Performance tailorable terpolymers synthesized from carbon dioxide, phthalic anhydride and propylene oxide using Lewis acid-base dual catalysts

Bulk terpolymerization of carbon dioxide and phthalic anhydride with propylene oxide is successfully carried out using metal-free and economical Lewis pairs under mild conditions. A series of commercial organic bases are coupled with triethyl borane (TEB) as Lewis pairs to optimize the activity and the results show that the TEB/ bis (triphenylphosphine)iminium chloride (PPNCl) pair exhibits relatively high activity and selectivity. The impact of the molar ratio of TEB to organic bases, reaction temperature and CO2 pressure as well as the catalyst loading on the activity and selectivity of the copolymerization are investigated.

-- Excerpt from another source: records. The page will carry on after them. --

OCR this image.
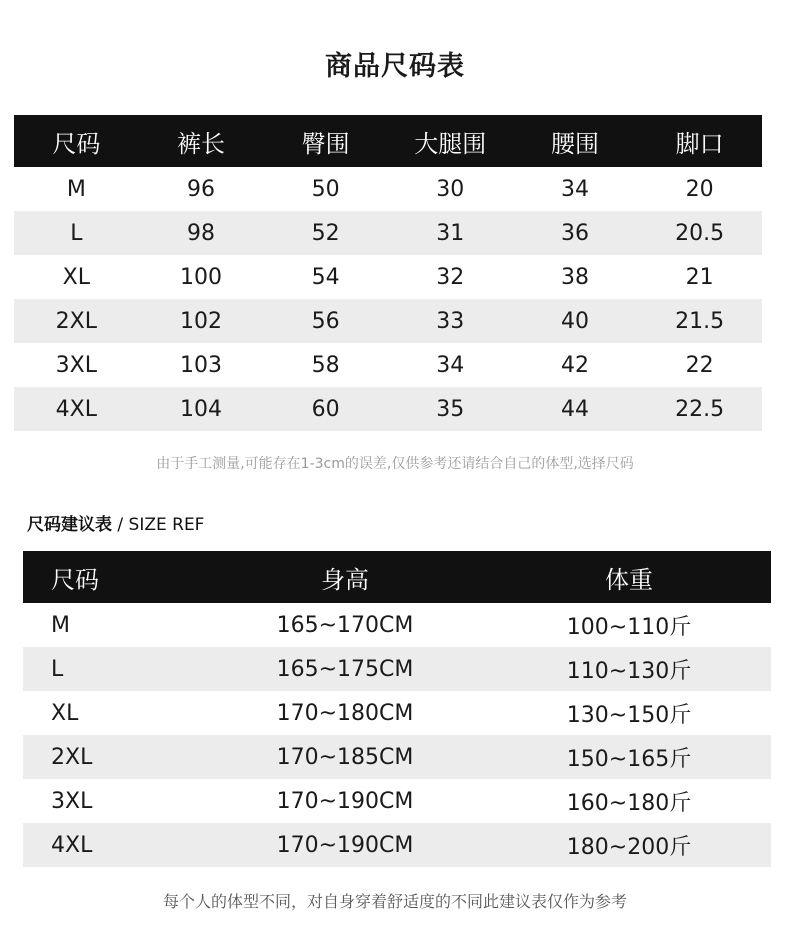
商品尺码表
尺码	裤长	臀围	大腿围	腰围	脚口
M	96	50	30	34	20
L	98	52	31	36	20.5
XL	100	54	32	38	21
2XL	102	56	33	40	21.5
3XL	103	58	34	42	22
4XL	104	60	35	44	22.5
由于手工测量,可能存在1-3cm的误差,仅供参考还请结合自己的体型,选择尺码
尺码建议表 / SIZE REF
尺码	身高	体重
M	165~170CM	100~110斤
L	165~175CM	110~130斤
XL	170~180CM	130~150斤
2XL	170~185CM	150~165斤
3XL	170~190CM	160~180斤
4XL	170~190CM	180~200斤
每个人的体型不同，对自身穿着舒适度的不同此建议表仅作为参考
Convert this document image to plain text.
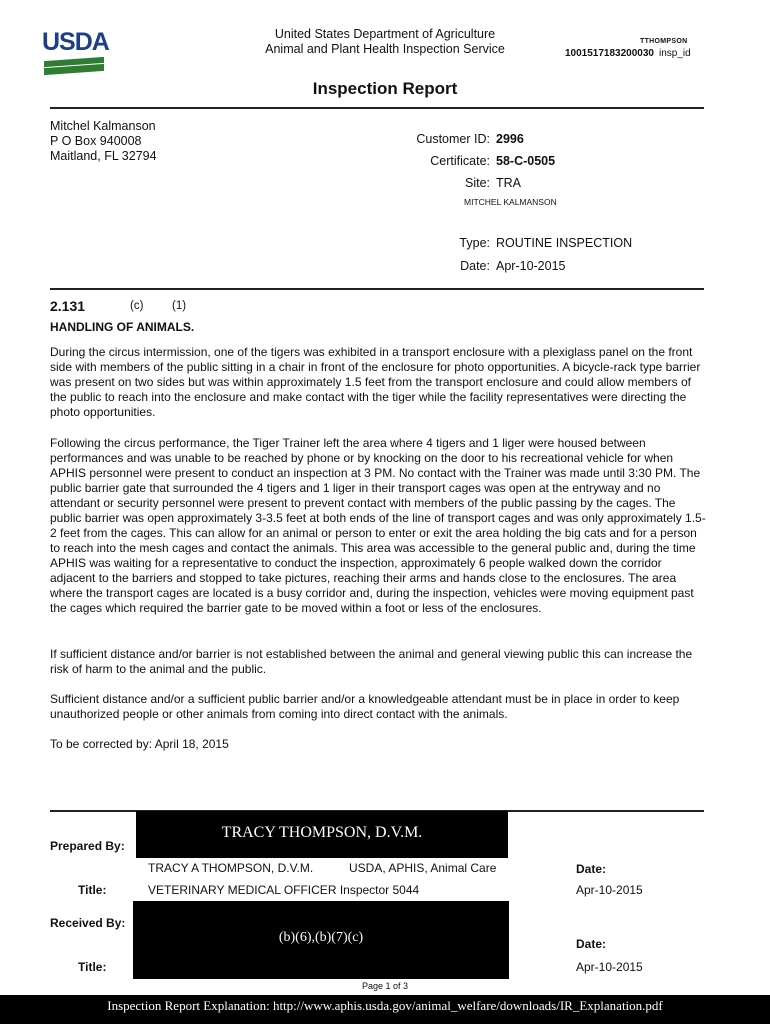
USDA	United States Department of Agriculture
Animal and Plant Health Inspection Service
TTHOMPSON
1001517183200030 insp_id
Inspection Report
Mitchel Kalmanson
P O Box 940008
Maitland, FL 32794
Customer ID: 2996
Certificate: 58-C-0505
Site: TRA
MITCHEL KALMANSON
Type: ROUTINE INSPECTION
Date: Apr-10-2015
2.131	(c) (1)
HANDLING OF ANIMALS.
During the circus intermission, one of the tigers was exhibited in a transport enclosure with a plexiglass panel on the front side with members of the public sitting in a chair in front of the enclosure for photo opportunities. A bicycle-rack type barrier was present on two sides but was within approximately 1.5 feet from the transport enclosure and could allow members of the public to reach into the enclosure and make contact with the tiger while the facility representatives were directing the photo opportunities.
Following the circus performance, the Tiger Trainer left the area where 4 tigers and 1 liger were housed between performances and was unable to be reached by phone or by knocking on the door to his recreational vehicle for when APHIS personnel were present to conduct an inspection at 3 PM. No contact with the Trainer was made until 3:30 PM. The public barrier gate that surrounded the 4 tigers and 1 liger in their transport cages was open at the entryway and no attendant or security personnel were present to prevent contact with members of the public passing by the cages. The public barrier was open approximately 3-3.5 feet at both ends of the line of transport cages and was only approximately 1.5-2 feet from the cages. This can allow for an animal or person to enter or exit the area holding the big cats and for a person to reach into the mesh cages and contact the animals. This area was accessible to the general public and, during the time APHIS was waiting for a representative to conduct the inspection, approximately 6 people walked down the corridor adjacent to the barriers and stopped to take pictures, reaching their arms and hands close to the enclosures. The area where the transport cages are located is a busy corridor and, during the inspection, vehicles were moving equipment past the cages which required the barrier gate to be moved within a foot or less of the enclosures.
If sufficient distance and/or barrier is not established between the animal and general viewing public this can increase the risk of harm to the animal and the public.
Sufficient distance and/or a sufficient public barrier and/or a knowledgeable attendant must be in place in order to keep unauthorized people or other animals from coming into direct contact with the animals.
To be corrected by: April 18, 2015
Prepared By:
TRACY THOMPSON, D.V.M.
TRACY A THOMPSON, D.V.M.	USDA, APHIS, Animal Care	Date:
Title:	VETERINARY MEDICAL OFFICER Inspector 5044	Apr-10-2015
Received By:
(b)(6),(b)(7)(c)	Date:
Title:	Apr-10-2015
Page 1 of 3
Inspection Report Explanation: http://www.aphis.usda.gov/animal_welfare/downloads/IR_Explanation.pdf
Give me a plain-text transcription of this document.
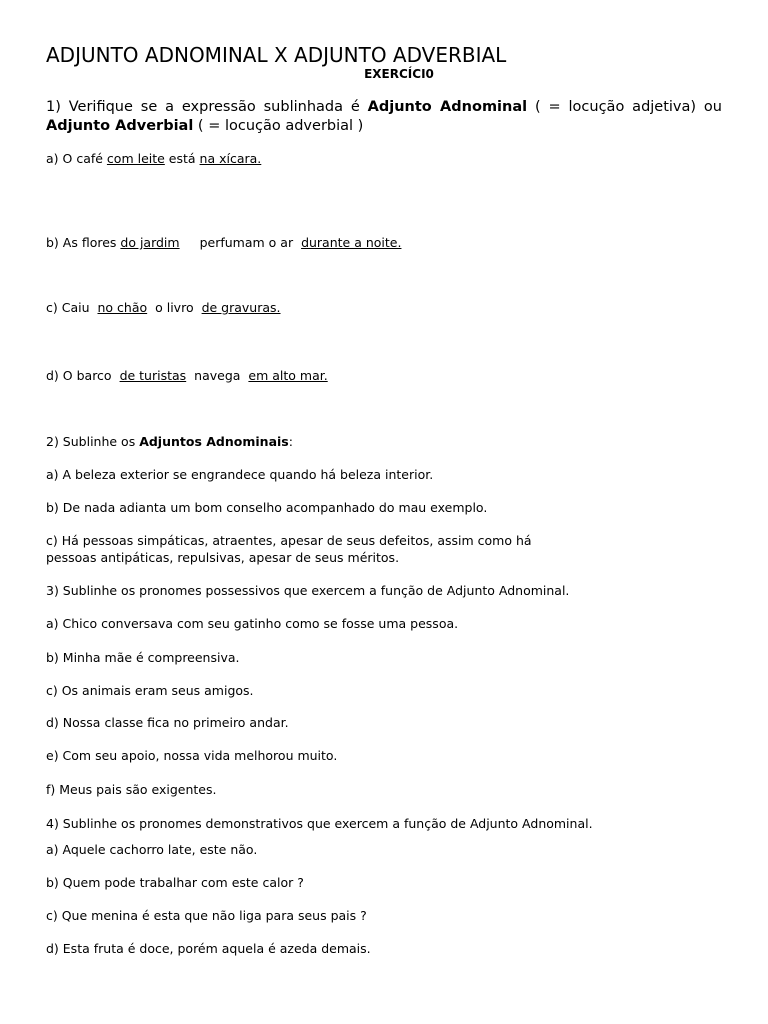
ADJUNTO ADNOMINAL X ADJUNTO ADVERBIAL
EXERCÍCI0
1) Verifique se a expressão sublinhada é Adjunto Adnominal ( = locução adjetiva) ou Adjunto Adverbial ( = locução adverbial )
a) O café com leite está na xícara.
b) As flores do jardim perfumam o ar durante a noite.
c) Caiu no chão o livro de gravuras.
d) O barco de turistas navega em alto mar.
2) Sublinhe os Adjuntos Adnominais:
a) A beleza exterior se engrandece quando há beleza interior.
b) De nada adianta um bom conselho acompanhado do mau exemplo.
c) Há pessoas simpáticas, atraentes, apesar de seus defeitos, assim como há
pessoas antipáticas, repulsivas, apesar de seus méritos.
3) Sublinhe os pronomes possessivos que exercem a função de Adjunto Adnominal.
a) Chico conversava com seu gatinho como se fosse uma pessoa.
b) Minha mãe é compreensiva.
c) Os animais eram seus amigos.
d) Nossa classe fica no primeiro andar.
e) Com seu apoio, nossa vida melhorou muito.
f) Meus pais são exigentes.
4) Sublinhe os pronomes demonstrativos que exercem a função de Adjunto Adnominal.
a) Aquele cachorro late, este não.
b) Quem pode trabalhar com este calor ?
c) Que menina é esta que não liga para seus pais ?
d) Esta fruta é doce, porém aquela é azeda demais.
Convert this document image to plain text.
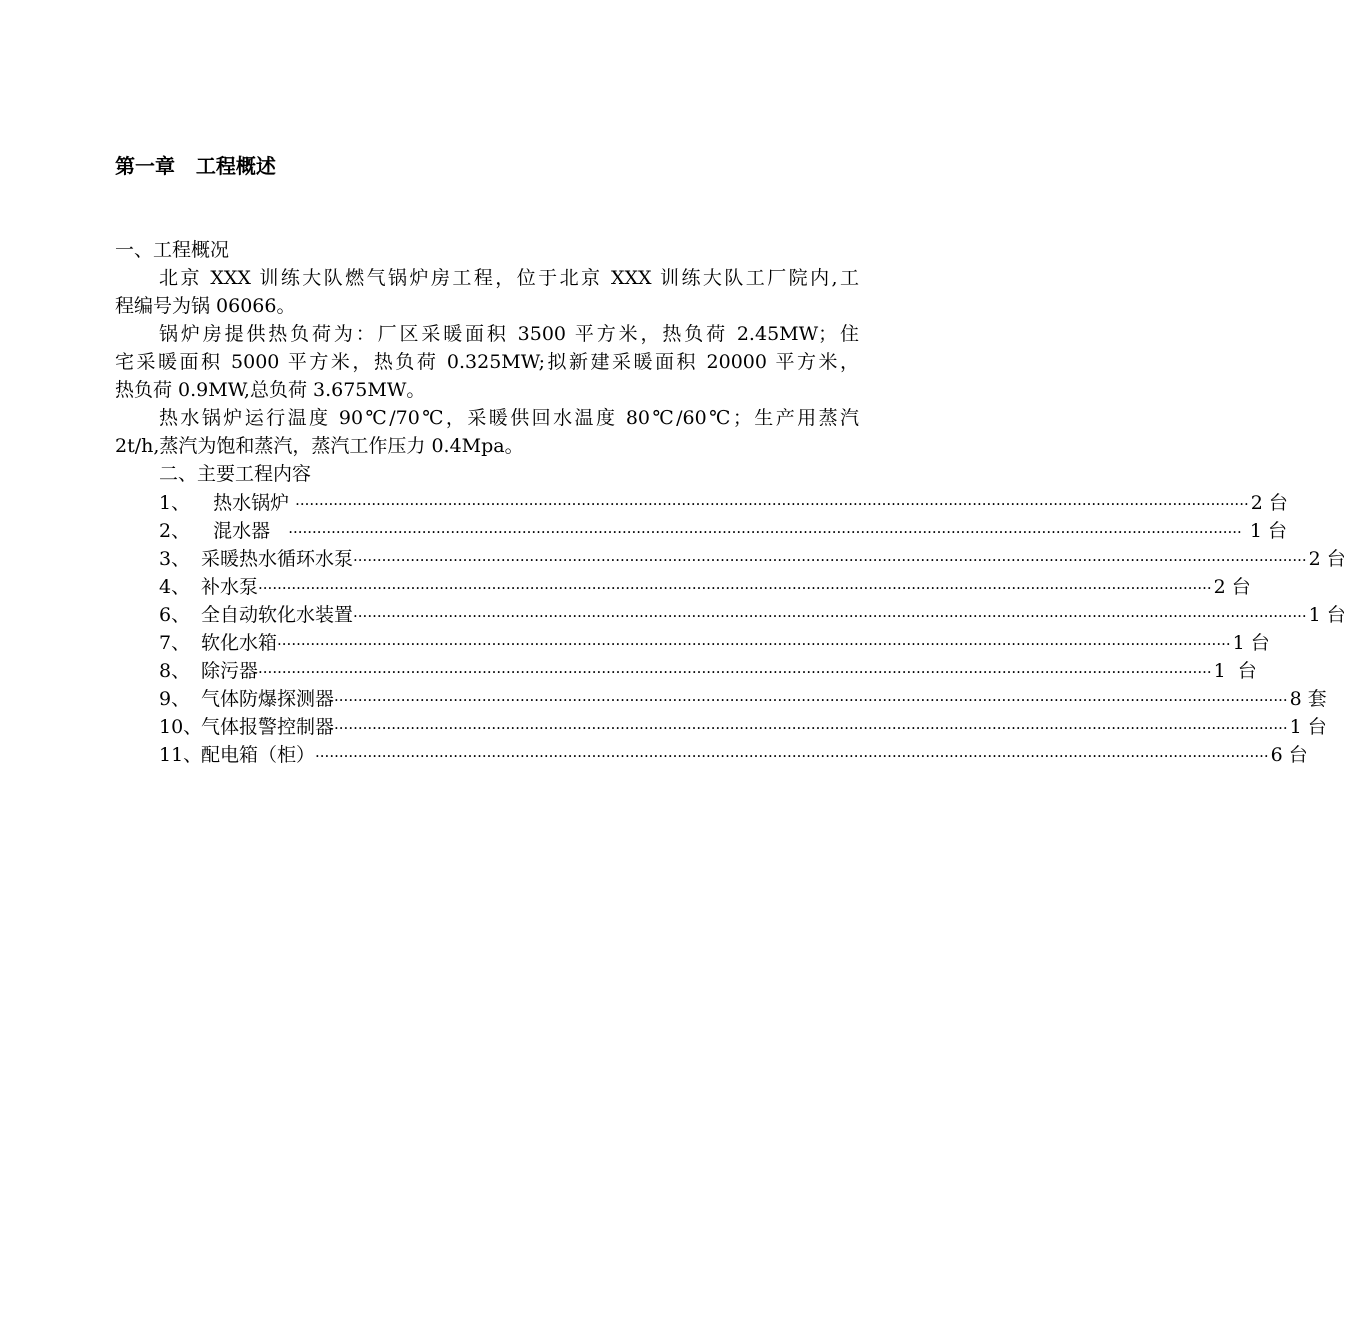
第一章   工程概述
一、工程概况
北京 XXX 训练大队燃气锅炉房工程，位于北京 XXX 训练大队工厂院内,工
程编号为锅 06066。
锅炉房提供热负荷为：厂区采暖面积 3500 平方米，热负荷 2.45MW；住
宅采暖面积 5000 平方米，热负荷 0.325MW;拟新建采暖面积 20000 平方米，
热负荷 0.9MW,总负荷 3.675MW。
热水锅炉运行温度 90℃/70℃，采暖供回水温度 80℃/60℃；生产用蒸汽
2t/h,蒸汽为饱和蒸汽，蒸汽工作压力 0.4Mpa。
二、主要工程内容
1、 热水锅炉 ········································································································································································································ 2 台
2、 混水器 ········································································································································································································ 1 台
3、 采暖热水循环水泵 ········································································································································································································ 2 台
4、 补水泵 ········································································································································································································ 2 台
6、 全自动软化水装置 ········································································································································································································ 1 台
7、 软化水箱 ········································································································································································································ 1 台
8、 除污器 ········································································································································································································ 1  台
9、 气体防爆探测器 ········································································································································································································ 8 套
10、
气体报警控制器 ········································································································································································································ 1 台
11、
配电箱（柜） ········································································································································································································ 6 台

Particularly, the turnover frequency reaches 164 h(-1) with a TEB/PPNCl molar ratio of 2/1 at 80 degrees C. To our delight, the poly(ester-co-carbonate)s with random or block structures can be simply tuned by choosing different organic bases coupled with TEB. In these cases, the resultant terpolymers with comprehensive properties can be readily synthesized. As expected, the incorporation of phthalic anhydride effectively modifies the thermal and mechanical properties of commercial poly(propylene carbonate) (PPC). Terpolymers named as PPC-P with 43 mol% aromatic polyester moieties displays a glass transition temperature (Tg) of 47 degrees C, about 9 degrees C higher than that of commercial PPC, and gives a tensile strength higher than 37.6 MPa. To our delight, the synthesized PPC-P exhibits satisfactory degradation speed under standard composting condition compared with commercial PBAT and PPC.

Automated summary

The study successfully conducted terpolymerization of carbon dioxide and phthalic anhydride with propylene oxide using metal-free and economical Lewis pairs. Different organic bases coupled with triethyl borane were able to optimize the terpolymer structure and properties. Additionally, the incorporation of phthalic anhydride effectively enhanced the thermal and mechanical properties of the resulting terpolymers.